Un os de rhinoceros géant fossile remet en cause l'Isolement de l'Anatolie, il y a 25 millions d'années

Contrairement à ce qui était admis jusqu'ici, l'Anatolie n'était pas isolée géographiquement il y a 25 millions d'années (pendant l'Oligocène) : c'est ce que viennent de montrer des chercheurs du Laboratoire des Mécanismes et Transferts en Géologie (LMTG) (CNRS/ Université Toulouse 3/IRD) et du laboratoire Paléobiodiversité et paléoenvironnements (CNRS/Muséum national d'histoire naturelle/Université Paris 6). Ces résultats ont été obtenus grâce à l'analyse du premier os de rhinocéros géant fossile découvert en 2002 dans un gisement, en Anatolie, lors d'une mission franco-turque d'exploration paléontologique, financée par le programme ECLIPSE INSU-CNRS. La présence de cet os en Anatolie et des restes de faune associés témoigne de migrations animales avec l'Europe et l'Asie : ces résultats publiés en ligne le 29 février 2008 dans la revue Zoological Journal of the Linnean Society remettent en cause l'isolement de l'Anatolie à cette période jusque là considérée comme un archipel.

 

C'est la première fois qu'un os de rhinocéros géant fossile datant de l'Oligocène, une période correspondant à un moment d'intenses mouvements tectoniques autour de la mer Méditerranée, est retrouvé en Anatolie.
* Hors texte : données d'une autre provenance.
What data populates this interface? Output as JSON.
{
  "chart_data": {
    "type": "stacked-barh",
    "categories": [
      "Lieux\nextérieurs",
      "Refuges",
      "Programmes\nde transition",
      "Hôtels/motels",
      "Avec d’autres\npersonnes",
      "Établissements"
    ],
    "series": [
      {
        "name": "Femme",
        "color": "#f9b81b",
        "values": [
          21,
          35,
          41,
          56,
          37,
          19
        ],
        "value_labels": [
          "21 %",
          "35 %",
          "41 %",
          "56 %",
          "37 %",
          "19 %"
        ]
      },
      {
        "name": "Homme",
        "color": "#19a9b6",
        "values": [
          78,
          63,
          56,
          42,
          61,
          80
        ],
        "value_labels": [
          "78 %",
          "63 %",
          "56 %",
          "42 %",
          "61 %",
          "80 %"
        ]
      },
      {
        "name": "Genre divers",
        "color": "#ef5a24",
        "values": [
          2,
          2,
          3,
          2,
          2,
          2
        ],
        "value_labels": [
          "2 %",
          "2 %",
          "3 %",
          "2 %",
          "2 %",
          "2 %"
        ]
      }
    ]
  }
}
Découvert en 2002 au cours d'une mission franco-turque d'exploration paléontologique de la région de Çankiri-Çorum (Anatolie centrale, Turquie), ce fragment d'os de l'avant-bras (radius) décrit ici par les chercheurs mesure 1,20 mètre de long et appartenait probablement à un très grand mâle d'environ 5 mètres au garrot, attribué au genre Paraceratherium. Ces herbivores, également appelés baluchithères ou indricothères, sont considérés comme les plus grands mammifères terrestres ayant existé, à égalité avec les plus grands mammouths (avec une taille au garrot estimée à 5 mètres ou plus et une masse corporelle de 15 à 20 tonnes).

Outre ce spécimen de Paraceratherium, connu notamment au Pakistan, en Chine, en Mongolie et au Kazakhstan, des restes associés de ruminants et de rongeurs ont été retrouvés dans le gisement. Ils ont permis de le dater à 25 millions d'années environ. Ces derniers présentent d'étroites affinités avec les faunes contemporaines d'Asie et/ou d'Europe. Ce constat est d'autant plus surprenant que l'Anatolie était considérée jusqu'alors comme étant à l'époque une presqu'île séparée à la fois de l'Europe et de l'Asie par une mer appelée Paratéthys dont les Mers Noire, Caspienne et d'Aral sont les seuls vestiges actuels. Cette découverte prouve l'existence de communications terrestres et de relations étroites à l'époque avec l'Europe, dont la France, et l'Asie (Chine, Mongolie, Pakistan). A l'Oligocène, l'Anatolie n'était donc pas séparée par la mer et était au minimum un isthme : les animaux pouvaient ainsi passer à « pattes sèches » de l'Asie continentale vers l'Anatolie.

Cette découverte tend en revanche à confirmer qu'il y avait bien une séparation avec l'Afrique puisque l'on ne retrouve pour l'instant aucune espèce d'affinité africaine dans les terrains de l'Oligocène d'Anatolie.